Jesus has promised you that you will never be abandoned, He will be with you until the very end of the age. Death does not have the final say. Throughout your life, Jesus is holding you in His hands. In His hands, Jesus still bears the glorious marks that prove His great and steadfast love for you.
Christ is risen! [He is risen indeed! Alleluia!]
The peace of God which surpasses all understanding, guard, and keep, your hearts and minds in Christ Jesus.

 

Easter 630am Service

April 17, 2025
By Rev. Joshua Reinke

SERMON OUTLINE
God’s creation versus our “creation”
Created with purpose
Ex nihilo versus nihilism
You are “fearfully and wonderfully made”
Our hands still make a mess of things
Our Lord’s hand is still at work
The Word through whom all things were made
The perfect image of God
He has re-created us
We are now His workmanship
Our hands are now blessed because He does the work through them


SERMON

 

Christ is risen! [He is risen indeed! Alleluia!]

 

Christ, the one through whom all things were created, has been raised! He is the hand of the Lord, our Creator, at work for us!

 

Christ is risen! [He is risen indeed! Alleluia!]

 

It is very satisfying to make something with your hands. From cooking a meal, woodworking, to working on a car, from building a shed to repairing something that was broken. It involves intentionality and purpose to bring something to fruition. It is very fulfilling to make something of beauty, order, and functionality out of this often-chaotic world in which we live. 

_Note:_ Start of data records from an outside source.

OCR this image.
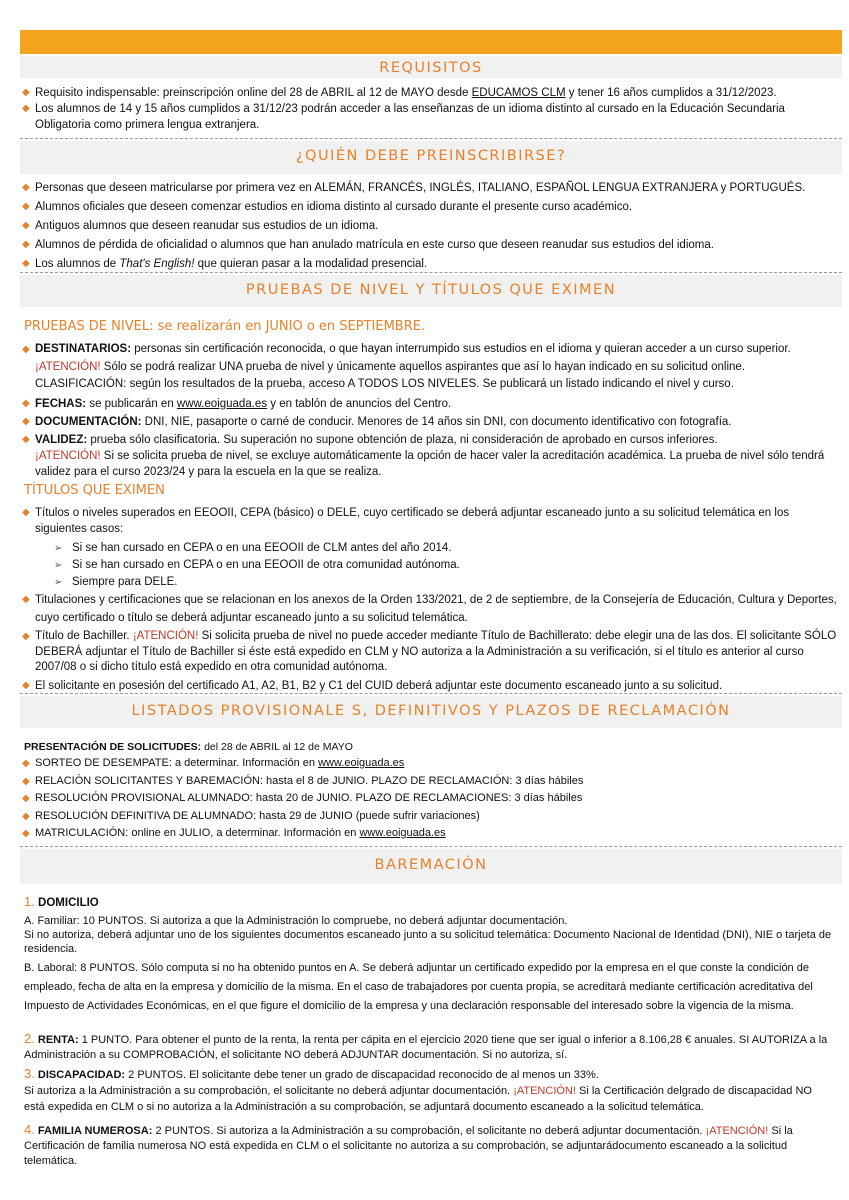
REQUISITOS
◆ Requisito indispensable: preinscripción online del 28 de ABRIL al 12 de MAYO desde EDUCAMOS CLM y tener 16 años cumplidos a 31/12/2023.
◆ Los alumnos de 14 y 15 años cumplidos a 31/12/23 podrán acceder a las enseñanzas de un idioma distinto al cursado en la Educación Secundaria Obligatoria como primera lengua extranjera.
¿QUIÉN DEBE PREINSCRIBIRSE?
◆ Personas que deseen matricularse por primera vez en ALEMÁN, FRANCÉS, INGLÉS, ITALIANO, ESPAÑOL LENGUA EXTRANJERA y PORTUGUÉS.
◆ Alumnos oficiales que deseen comenzar estudios en idioma distinto al cursado durante el presente curso académico.
◆ Antiguos alumnos que deseen reanudar sus estudios de un idioma.
◆ Alumnos de pérdida de oficialidad o alumnos que han anulado matrícula en este curso que deseen reanudar sus estudios del idioma.
◆ Los alumnos de That's English! que quieran pasar a la modalidad presencial.
PRUEBAS DE NIVEL Y TÍTULOS QUE EXIMEN
PRUEBAS DE NIVEL: se realizarán en JUNIO o en SEPTIEMBRE.
◆ DESTINATARIOS: personas sin certificación reconocida, o que hayan interrumpido sus estudios en el idioma y quieran acceder a un curso superior.
¡ATENCIÓN! Sólo se podrá realizar UNA prueba de nivel y únicamente aquellos aspirantes que así lo hayan indicado en su solicitud online.
CLASIFICACIÓN: según los resultados de la prueba, acceso A TODOS LOS NIVELES. Se publicará un listado indicando el nivel y curso.
◆ FECHAS: se publicarán en www.eoiguada.es y en tablón de anuncios del Centro.
◆ DOCUMENTACIÓN: DNI, NIE, pasaporte o carné de conducir. Menores de 14 años sin DNI, con documento identificativo con fotografía.
◆ VALIDEZ: prueba sólo clasificatoria. Su superación no supone obtención de plaza, ni consideración de aprobado en cursos inferiores.
¡ATENCIÓN! Si se solicita prueba de nivel, se excluye automáticamente la opción de hacer valer la acreditación académica. La prueba de nivel sólo tendrá validez para el curso 2023/24 y para la escuela en la que se realiza.
TÍTULOS QUE EXIMEN
◆ Títulos o niveles superados en EEOOII, CEPA (básico) o DELE, cuyo certificado se deberá adjuntar escaneado junto a su solicitud telemática en los siguientes casos:
➢ Si se han cursado en CEPA o en una EEOOII de CLM antes del año 2014.
➢ Si se han cursado en CEPA o en una EEOOII de otra comunidad autónoma.
➢ Siempre para DELE.
◆ Titulaciones y certificaciones que se relacionan en los anexos de la Orden 133/2021, de 2 de septiembre, de la Consejería de Educación, Cultura y Deportes, cuyo certificado o título se deberá adjuntar escaneado junto a su solicitud telemática.
◆ Título de Bachiller. ¡ATENCIÓN! Si solicita prueba de nivel no puede acceder mediante Título de Bachillerato: debe elegir una de las dos. El solicitante SÓLO DEBERÁ adjuntar el Título de Bachiller si éste está expedido en CLM y NO autoriza a la Administración a su verificación, si el título es anterior al curso 2007/08 o si dicho título está expedido en otra comunidad autónoma.
◆ El solicitante en posesión del certificado A1, A2, B1, B2 y C1 del CUID deberá adjuntar este documento escaneado junto a su solicitud.
LISTADOS PROVISIONALE S, DEFINITIVOS Y PLAZOS DE RECLAMACIÓN
PRESENTACIÓN DE SOLICITUDES: del 28 de ABRIL al 12 de MAYO
◆ SORTEO DE DESEMPATE: a determinar. Información en www.eoiguada.es
◆ RELACIÓN SOLICITANTES Y BAREMACIÓN: hasta el 8 de JUNIO. PLAZO DE RECLAMACIÓN: 3 días hábiles
◆ RESOLUCIÓN PROVISIONAL ALUMNADO: hasta 20 de JUNIO. PLAZO DE RECLAMACIONES: 3 días hábiles
◆ RESOLUCIÓN DEFINITIVA DE ALUMNADO: hasta 29 de JUNIO (puede sufrir variaciones)
◆ MATRICULACIÓN: online en JULIO, a determinar. Información en www.eoiguada.es
BAREMACIÓN
1. DOMICILIO
A. Familiar: 10 PUNTOS. Si autoriza a que la Administración lo compruebe, no deberá adjuntar documentación.
Si no autoriza, deberá adjuntar uno de los siguientes documentos escaneado junto a su solicitud telemática: Documento Nacional de Identidad (DNI), NIE o tarjeta de residencia.
B. Laboral: 8 PUNTOS. Sólo computa si no ha obtenido puntos en A. Se deberá adjuntar un certificado expedido por la empresa en el que conste la condición de empleado, fecha de alta en la empresa y domicilio de la misma. En el caso de trabajadores por cuenta propia, se acreditará mediante certificación acreditativa del Impuesto de Actividades Económicas, en el que figure el domicilio de la empresa y una declaración responsable del interesado sobre la vigencia de la misma.
2. RENTA: 1 PUNTO. Para obtener el punto de la renta, la renta per cápita en el ejercicio 2020 tiene que ser igual o inferior a 8.106,28 € anuales. SI AUTORIZA a la Administración a su COMPROBACIÓN, el solicitante NO deberá ADJUNTAR documentación. Si no autoriza, sí.
3. DISCAPACIDAD: 2 PUNTOS. El solicitante debe tener un grado de discapacidad reconocido de al menos un 33%.
Si autoriza a la Administración a su comprobación, el solicitante no deberá adjuntar documentación. ¡ATENCIÓN! Si la Certificación delgrado de discapacidad NO está expedida en CLM o si no autoriza a la Administración a su comprobación, se adjuntará documento escaneado a la solicitud telemática.
4. FAMILIA NUMEROSA: 2 PUNTOS. Si autoriza a la Administración a su comprobación, el solicitante no deberá adjuntar documentación. ¡ATENCIÓN! Si la Certificación de familia numerosa NO está expedida en CLM o el solicitante no autoriza a su comprobación, se adjuntarádocumento escaneado a la solicitud telemática.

From Genesis, we know that our Lord loves to create with order in mind. Three and three. God creates the space then He fills the space. He created the world in six days and rested on the seventh. God created everything ex nihilo, “out of nothing.” We need something to work with: the raw materials and so on. The Lord did not need any of that. Simply by speaking, He brought everything into existence. The last of His creatures was man, whom He formed in His own image, with His own fingers, from the dirt. “Male and female He created them” (1:27) to be the stewards of this creation. Humanity has meaning and purpose because God has made us with intention. God made all of this out of nothing, ex nihilo.


Sadly, some have bought into the lie that this world is just the result of a series of accidents resulting from matter that has always existed. But if you follow that thinking to its logical conclusion, a world that was not created with intention gives no reason to value  human life, truth, right and wrong, and certainly not beauty. They fall into the trap of nihilism, that nothing matters at all, and it devastates many in our fallen world.


But you not a mistake nor an accident of nature. Each one of you was made by our gracious Creator. Each one of you was made with intention and love. David writes this in Psalm 139, “For You formed my inward parts; You knitted me together in my mother’s womb. I praise You, for I am fearfully and wonderfully made. Wonderful are Your works; my soul knows it very well” (vv. 13–14). The Lord has also formed and shaped you. He has given each of you a DNA set from the moment of conception. He gave you a heart that began to beat in the early weeks of life. Even your unique fingerprints started to form in the first trimester. As technology increases its capabilities of observation, the wonder and awe at God’s creation of the human body does not decrease. It increases! Each of you has been “knitted together” in your mother’s womb. You are “fearfully and wonderfully made.” That is God’s hand at work still today.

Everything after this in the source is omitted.